Woman cleared of causing pensioner's death by careless driving
Last updated at 13:00, Friday, 18 January 2013
A woman whose car collided with a 71-year-old grandmother as she arrived for a christening ceremony has been cleared of causing her death by careless driving.
Related: Cumbrian death crash driver tells of shock after collision
It took a jury three hours and nine minutes to deliver their not guilty verdict on 22-year-old driver Rychenda Edgar.
The jury had earlier heard detailed accounts of the moments leading up to the accident outside St John’s Church in Bigrigg on the morning of December 4, 2011, which led to the death of care worker Marjorie Borwick. She was crossing the road with her daughter Julie Crabtree and her husband when the pensioner was hit near the edge of road by Miss Edgar’s car. Miss Edgar, of Dryden Way, Egremont, said that she could not avoid the collision.

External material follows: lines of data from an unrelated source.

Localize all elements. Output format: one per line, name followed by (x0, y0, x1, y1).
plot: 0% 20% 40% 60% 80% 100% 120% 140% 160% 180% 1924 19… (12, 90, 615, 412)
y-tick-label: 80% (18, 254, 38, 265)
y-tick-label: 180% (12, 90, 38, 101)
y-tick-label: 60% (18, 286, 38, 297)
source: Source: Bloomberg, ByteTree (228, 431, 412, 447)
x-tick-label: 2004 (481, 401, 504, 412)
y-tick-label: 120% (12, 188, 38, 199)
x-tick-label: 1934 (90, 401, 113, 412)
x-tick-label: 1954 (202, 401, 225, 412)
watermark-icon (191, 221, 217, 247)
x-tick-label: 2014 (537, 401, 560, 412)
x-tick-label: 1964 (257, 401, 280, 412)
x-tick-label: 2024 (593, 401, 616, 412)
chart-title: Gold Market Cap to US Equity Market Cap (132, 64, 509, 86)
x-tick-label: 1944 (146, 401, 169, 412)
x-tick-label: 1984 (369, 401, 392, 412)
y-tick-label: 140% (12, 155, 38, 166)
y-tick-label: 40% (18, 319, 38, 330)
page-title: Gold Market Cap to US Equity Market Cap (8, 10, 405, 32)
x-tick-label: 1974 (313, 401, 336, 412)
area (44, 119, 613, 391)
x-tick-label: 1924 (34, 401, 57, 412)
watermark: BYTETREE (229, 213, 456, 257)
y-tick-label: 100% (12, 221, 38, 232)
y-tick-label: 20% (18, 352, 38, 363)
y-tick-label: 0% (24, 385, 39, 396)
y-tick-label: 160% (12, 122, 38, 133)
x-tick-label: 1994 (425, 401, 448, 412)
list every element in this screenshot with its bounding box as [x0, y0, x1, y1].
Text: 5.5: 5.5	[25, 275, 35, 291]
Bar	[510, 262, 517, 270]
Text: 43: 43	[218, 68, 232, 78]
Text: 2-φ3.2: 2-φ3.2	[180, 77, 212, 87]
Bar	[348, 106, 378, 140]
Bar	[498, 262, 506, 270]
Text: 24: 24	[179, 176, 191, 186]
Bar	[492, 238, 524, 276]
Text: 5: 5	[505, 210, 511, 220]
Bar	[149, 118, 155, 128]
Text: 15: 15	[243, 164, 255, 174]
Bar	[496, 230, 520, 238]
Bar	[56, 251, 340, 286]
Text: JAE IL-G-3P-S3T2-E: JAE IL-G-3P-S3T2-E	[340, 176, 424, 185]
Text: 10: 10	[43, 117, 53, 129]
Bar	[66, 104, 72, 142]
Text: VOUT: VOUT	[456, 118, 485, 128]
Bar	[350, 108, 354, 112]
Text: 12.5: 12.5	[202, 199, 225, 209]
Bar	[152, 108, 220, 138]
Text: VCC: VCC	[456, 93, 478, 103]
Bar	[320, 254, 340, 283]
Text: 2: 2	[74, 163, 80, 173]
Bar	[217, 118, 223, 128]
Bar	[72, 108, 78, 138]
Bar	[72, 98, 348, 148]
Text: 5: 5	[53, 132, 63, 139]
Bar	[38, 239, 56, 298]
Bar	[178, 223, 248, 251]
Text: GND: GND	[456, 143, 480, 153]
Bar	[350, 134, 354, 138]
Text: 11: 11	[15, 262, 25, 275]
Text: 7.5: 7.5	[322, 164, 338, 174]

At the time of the tragedy, she was driving along the A595 towards Whitehaven at around 40mph – well within the 60mph speed limit.

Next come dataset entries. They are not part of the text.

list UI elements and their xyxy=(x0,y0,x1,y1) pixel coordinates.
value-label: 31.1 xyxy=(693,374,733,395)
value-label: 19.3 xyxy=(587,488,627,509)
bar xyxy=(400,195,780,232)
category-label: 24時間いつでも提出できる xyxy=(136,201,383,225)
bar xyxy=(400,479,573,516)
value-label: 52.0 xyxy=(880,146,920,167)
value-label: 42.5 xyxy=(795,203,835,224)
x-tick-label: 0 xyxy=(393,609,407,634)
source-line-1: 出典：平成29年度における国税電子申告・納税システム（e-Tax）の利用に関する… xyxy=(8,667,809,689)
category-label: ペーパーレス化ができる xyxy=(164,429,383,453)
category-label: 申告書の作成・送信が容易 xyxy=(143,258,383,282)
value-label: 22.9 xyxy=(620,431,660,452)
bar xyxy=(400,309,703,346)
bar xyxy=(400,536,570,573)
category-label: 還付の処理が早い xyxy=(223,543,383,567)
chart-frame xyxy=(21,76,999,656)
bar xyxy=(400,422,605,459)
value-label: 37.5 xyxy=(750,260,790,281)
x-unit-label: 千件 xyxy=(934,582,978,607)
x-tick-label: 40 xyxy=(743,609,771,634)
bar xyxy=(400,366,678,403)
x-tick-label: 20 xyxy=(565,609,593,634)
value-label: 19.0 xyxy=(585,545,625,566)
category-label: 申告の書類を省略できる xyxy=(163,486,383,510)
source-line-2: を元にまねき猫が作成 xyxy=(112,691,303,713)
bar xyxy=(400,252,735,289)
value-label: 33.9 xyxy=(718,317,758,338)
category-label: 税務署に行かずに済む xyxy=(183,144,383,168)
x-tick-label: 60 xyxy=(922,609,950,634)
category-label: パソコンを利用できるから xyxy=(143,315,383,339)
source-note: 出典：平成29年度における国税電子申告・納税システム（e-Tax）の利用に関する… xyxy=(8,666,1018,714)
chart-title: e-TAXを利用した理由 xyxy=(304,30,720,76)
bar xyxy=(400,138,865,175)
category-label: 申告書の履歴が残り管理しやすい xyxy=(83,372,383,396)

In her evidence, she told the jury: “I thought ‘I have killed someone’.
“I wish I could turn back time. After I hit her, I couldn’t get out of the car because I was in so much shock.
“I thought they would stay and wait in the road. I wasn’t expecting them to cross the road at that time.”
Mrs Borwick, her daughter, and her husband had arrived at the church shortly after her twin sons John and Christopher, and all had parked their cars in a layby opposite the church where the christening ceremony was to be held. The brothers crossed the road without incident, followed a few seconds later by the other three.
The court was told that Mrs Borwick was relatively fit and still working for Cumbria County Council as a care worker with disabled children. Her walking in the year before the accident had discernibly slowed, the court heard.
There were no faults with Miss Edgar’s car, nor with her physical condition.